Wayward is one such example that I happened to love. The basic premise is this: a half Irish half Japanese girl named Rori has lived her whole life in Ireland. But her parents are divorced, and now she’s moving to Japan to live with her mother. When Rori goes to Japan, she is one of the only people who can see yokai, or spirits/monsters. She can also see the threads of physics (I guess?) that lead to different events.

Oh, and did I mention that there are cats?
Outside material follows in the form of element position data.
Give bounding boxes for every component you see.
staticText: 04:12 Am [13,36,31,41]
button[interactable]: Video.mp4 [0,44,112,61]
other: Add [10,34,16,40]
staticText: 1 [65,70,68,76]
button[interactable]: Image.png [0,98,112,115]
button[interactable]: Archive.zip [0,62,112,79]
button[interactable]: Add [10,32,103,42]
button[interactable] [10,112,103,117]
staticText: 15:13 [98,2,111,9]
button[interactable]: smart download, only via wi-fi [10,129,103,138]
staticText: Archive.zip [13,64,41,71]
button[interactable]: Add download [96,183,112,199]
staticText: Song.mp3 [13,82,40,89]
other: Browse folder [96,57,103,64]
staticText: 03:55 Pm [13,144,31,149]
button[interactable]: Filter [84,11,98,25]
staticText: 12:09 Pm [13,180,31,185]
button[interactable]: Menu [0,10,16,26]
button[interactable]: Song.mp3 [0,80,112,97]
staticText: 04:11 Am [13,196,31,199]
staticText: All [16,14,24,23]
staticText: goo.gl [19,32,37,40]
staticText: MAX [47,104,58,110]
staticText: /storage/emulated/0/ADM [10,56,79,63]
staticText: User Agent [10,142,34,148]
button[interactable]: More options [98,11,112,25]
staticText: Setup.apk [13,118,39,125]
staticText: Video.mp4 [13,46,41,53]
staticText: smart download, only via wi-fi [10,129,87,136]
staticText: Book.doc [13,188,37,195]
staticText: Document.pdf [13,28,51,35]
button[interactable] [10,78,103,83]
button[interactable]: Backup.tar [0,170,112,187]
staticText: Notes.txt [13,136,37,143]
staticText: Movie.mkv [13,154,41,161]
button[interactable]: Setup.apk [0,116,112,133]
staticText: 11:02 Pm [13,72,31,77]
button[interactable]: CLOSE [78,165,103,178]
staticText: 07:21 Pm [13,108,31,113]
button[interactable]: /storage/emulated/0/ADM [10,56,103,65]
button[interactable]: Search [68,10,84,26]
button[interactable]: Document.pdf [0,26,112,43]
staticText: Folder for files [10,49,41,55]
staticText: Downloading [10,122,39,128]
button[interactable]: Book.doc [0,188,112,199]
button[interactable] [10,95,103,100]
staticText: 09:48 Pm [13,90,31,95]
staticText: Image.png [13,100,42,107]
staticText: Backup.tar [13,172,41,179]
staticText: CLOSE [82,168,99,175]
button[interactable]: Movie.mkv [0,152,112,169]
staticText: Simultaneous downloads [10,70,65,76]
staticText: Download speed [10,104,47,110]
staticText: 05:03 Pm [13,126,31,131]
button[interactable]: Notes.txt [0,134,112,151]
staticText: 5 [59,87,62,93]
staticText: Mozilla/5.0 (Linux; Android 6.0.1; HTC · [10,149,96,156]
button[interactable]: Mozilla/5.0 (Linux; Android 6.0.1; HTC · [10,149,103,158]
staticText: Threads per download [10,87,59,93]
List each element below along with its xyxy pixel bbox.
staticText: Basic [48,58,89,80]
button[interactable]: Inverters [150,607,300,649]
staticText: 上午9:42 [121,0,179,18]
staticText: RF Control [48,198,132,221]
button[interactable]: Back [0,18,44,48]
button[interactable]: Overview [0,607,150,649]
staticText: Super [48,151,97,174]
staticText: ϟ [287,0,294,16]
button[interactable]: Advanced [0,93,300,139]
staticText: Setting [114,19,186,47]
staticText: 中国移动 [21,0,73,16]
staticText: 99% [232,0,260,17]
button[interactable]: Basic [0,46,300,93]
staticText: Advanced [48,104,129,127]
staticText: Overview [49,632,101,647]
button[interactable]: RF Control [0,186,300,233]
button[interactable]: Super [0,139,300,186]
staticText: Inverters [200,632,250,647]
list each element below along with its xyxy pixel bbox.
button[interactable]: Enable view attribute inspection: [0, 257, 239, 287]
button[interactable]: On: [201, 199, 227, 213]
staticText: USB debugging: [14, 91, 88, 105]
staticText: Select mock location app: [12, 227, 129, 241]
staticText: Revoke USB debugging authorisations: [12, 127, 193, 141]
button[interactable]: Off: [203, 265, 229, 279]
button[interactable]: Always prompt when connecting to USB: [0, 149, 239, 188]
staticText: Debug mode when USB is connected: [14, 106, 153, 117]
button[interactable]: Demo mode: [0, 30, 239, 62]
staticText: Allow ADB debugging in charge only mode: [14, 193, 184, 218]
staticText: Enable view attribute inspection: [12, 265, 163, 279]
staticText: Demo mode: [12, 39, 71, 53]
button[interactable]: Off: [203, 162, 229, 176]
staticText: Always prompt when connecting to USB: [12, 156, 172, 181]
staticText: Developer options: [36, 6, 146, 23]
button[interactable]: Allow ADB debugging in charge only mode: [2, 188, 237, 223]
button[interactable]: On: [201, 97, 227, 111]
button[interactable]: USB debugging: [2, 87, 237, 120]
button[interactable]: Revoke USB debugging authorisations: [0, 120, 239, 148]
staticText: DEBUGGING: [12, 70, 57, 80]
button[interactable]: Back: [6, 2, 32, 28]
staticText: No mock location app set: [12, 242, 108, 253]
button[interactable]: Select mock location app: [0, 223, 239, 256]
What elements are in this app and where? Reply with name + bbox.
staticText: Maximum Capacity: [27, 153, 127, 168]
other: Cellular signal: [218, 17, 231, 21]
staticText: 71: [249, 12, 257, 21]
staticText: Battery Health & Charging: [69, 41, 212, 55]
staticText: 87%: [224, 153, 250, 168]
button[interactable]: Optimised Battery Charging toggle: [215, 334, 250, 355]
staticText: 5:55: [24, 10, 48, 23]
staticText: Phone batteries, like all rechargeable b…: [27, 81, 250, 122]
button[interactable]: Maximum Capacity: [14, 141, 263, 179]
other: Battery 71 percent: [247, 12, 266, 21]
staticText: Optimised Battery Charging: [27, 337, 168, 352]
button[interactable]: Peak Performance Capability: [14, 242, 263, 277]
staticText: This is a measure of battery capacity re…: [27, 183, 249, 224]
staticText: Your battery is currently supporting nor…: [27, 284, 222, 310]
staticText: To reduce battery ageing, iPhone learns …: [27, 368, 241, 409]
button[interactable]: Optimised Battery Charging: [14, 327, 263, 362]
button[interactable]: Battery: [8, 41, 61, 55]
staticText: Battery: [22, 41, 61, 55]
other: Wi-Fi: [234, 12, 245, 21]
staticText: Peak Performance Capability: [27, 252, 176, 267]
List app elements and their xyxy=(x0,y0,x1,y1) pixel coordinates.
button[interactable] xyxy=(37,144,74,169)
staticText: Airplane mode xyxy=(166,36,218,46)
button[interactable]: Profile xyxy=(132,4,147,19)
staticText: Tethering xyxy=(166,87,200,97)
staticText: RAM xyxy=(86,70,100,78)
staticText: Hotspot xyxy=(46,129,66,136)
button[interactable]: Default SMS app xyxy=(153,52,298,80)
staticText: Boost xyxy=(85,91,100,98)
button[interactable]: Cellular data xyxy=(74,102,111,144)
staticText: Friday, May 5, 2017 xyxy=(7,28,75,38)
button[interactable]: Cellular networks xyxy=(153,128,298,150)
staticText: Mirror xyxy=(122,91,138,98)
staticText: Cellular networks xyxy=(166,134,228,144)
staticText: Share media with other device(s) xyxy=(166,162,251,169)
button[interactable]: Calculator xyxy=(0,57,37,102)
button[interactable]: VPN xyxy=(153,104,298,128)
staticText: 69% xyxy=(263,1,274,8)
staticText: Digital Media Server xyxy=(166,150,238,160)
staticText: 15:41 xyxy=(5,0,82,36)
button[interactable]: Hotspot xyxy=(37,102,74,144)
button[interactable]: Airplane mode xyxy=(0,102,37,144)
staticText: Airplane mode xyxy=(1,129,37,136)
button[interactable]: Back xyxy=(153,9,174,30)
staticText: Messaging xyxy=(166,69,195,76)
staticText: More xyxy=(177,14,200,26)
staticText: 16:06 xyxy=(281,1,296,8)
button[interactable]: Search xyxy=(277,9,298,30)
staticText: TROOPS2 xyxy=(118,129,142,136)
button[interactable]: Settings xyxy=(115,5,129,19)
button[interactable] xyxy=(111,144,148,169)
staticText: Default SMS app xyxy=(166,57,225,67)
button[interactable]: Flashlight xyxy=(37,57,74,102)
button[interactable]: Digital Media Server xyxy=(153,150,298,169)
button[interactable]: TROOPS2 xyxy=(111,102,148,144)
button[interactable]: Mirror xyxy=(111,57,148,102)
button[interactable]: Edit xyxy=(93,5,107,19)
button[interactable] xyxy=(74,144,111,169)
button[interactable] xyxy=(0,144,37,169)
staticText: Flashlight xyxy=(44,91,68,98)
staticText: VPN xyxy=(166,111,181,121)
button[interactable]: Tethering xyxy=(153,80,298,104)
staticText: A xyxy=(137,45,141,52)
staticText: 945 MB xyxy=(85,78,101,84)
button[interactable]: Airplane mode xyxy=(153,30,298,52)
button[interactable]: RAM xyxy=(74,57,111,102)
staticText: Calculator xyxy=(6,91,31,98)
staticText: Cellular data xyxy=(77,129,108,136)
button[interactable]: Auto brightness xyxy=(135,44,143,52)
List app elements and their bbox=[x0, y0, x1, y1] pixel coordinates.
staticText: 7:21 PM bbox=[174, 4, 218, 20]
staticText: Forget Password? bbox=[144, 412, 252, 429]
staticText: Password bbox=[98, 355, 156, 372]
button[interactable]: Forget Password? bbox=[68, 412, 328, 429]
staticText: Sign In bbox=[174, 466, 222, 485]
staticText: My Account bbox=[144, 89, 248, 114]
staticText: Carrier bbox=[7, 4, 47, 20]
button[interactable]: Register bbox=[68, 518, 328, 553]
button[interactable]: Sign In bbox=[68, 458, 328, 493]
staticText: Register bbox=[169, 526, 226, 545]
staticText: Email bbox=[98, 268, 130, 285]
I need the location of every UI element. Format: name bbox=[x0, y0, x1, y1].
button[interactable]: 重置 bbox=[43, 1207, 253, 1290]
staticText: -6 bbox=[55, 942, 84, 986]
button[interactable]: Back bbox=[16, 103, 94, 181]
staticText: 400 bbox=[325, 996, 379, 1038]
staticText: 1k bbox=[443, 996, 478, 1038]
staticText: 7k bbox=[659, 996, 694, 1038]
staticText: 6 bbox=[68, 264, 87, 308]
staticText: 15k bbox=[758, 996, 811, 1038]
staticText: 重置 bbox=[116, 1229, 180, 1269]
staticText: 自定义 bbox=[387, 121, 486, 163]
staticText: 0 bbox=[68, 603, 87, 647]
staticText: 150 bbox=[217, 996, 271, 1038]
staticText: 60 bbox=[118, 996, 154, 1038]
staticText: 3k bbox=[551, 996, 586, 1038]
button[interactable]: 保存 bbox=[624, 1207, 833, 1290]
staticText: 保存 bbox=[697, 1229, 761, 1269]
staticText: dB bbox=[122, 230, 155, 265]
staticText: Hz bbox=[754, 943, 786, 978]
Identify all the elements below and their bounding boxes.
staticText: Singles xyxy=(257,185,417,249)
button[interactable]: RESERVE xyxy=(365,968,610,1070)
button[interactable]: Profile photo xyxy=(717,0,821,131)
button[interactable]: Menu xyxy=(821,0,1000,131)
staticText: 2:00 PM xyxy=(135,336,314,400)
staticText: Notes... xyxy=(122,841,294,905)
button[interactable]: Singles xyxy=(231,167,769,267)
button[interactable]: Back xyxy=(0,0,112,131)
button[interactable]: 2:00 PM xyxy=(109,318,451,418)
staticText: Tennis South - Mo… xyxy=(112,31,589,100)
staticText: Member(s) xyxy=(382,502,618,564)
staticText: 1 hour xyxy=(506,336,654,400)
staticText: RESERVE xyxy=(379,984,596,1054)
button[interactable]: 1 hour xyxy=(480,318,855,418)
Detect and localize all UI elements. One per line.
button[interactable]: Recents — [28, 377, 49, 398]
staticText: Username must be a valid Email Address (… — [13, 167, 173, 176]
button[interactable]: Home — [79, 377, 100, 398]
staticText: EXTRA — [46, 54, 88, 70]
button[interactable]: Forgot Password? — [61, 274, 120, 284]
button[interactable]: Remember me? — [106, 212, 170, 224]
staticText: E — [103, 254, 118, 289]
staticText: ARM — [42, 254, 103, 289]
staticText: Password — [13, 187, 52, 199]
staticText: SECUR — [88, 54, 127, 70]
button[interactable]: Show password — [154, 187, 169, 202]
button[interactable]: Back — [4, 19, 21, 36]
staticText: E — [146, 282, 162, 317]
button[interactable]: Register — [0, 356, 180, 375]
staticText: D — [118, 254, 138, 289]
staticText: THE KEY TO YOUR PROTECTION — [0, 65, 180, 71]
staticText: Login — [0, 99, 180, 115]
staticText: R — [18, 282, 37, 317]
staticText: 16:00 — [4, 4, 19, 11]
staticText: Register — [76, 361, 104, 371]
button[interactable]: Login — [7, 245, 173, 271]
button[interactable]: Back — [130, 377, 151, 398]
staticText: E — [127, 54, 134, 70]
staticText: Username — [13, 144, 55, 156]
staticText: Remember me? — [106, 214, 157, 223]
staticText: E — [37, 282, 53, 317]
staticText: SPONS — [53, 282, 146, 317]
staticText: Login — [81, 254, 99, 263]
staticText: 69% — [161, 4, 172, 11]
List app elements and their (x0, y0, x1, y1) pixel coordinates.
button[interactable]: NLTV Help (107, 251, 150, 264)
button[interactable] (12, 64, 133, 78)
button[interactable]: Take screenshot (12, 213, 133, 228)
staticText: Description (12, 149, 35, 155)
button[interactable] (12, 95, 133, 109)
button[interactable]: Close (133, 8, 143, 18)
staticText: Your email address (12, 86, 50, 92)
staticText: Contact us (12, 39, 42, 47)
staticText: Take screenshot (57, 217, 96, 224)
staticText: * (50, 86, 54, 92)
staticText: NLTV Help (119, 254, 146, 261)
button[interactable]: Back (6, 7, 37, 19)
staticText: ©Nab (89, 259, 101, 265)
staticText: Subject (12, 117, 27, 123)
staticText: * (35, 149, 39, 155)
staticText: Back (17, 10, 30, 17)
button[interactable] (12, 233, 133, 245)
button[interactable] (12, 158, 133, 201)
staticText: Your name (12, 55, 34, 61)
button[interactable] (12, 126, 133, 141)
Here are some quick thoughts on the book:

  • I loved the artwork in this volume. It’s got this whole sunset color thing going on, with lots of dark blue nighttime shadows, but then bright hues of pink and green to really pop and keep it from seeming too grim.
  • I also liked that (from a naive Westerner’s perspective anyway) Wayward made an effort to get Japan right, rather than treating Japanese lore as a decoration. And it was especially cool to read a comic set in Japan because I spent last weekend at an anime convention and went to a panel on the yokai, which made me want to read more about them.
  • Wayward is a pretty straightforward story–it’s easy to follow, and doesn’t get confusing. There are times when it’s almost too straightforward. This is definitely a book where the setting and atmosphere are stronger than the plot.
  • CATS!!!!!!!! Need I say more?

I enjoyed Wayward enough that I felt the irresistible urge to order the second volume immediately. Make of that what you will.